Este restaurante y bar es un destino imprescindible para aquellos que aman la cocina asturiana. La variedad amplia de tapas y platos principales es impresionante, y las porciones son generosas. El personal es muy amable y atento, siempre listo para ayudar y hacer recomendaciones. El ambiente es acogedor y casual, lo que lo hace perfecto para una noche fuera con amigos o familia.
El menú está diseñado para satisfacer diferentes gustos y necesidades dietéticas, con opciones que van desde platos clásicos asturianos hasta opciones más saludables. La comida es fresca y sabrosa, y la presentación es bonita. El bar ofrece una amplia selección de vinos, cervezas y sidras, incluyendo la popular sidra Trabanco.

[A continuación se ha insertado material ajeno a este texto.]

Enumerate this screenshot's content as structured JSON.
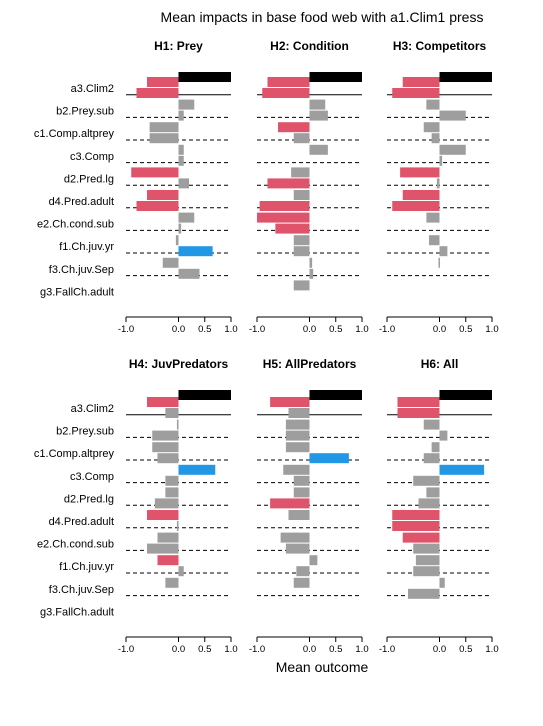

Una de las características destacadas de este establecimiento es su compromiso con la innovación. Los chefs están siempre experimentando con nuevas recetas y ingredientes, lo que da como resultado platos únicos y deliciosos que están seguros de impresionar.
Sin embargo, uno de los problemas que necesita abordarse es la temperatura en el restaurante. En una ocasión, un cliente informó que se sentía caliente y incómodo, lo que restó algo a su experiencia en general.
En resumen, este restaurante y bar es una excelente opción para aquellos que buscan una deliciosa y auténtica cena asturiana en un ambiente acogedor.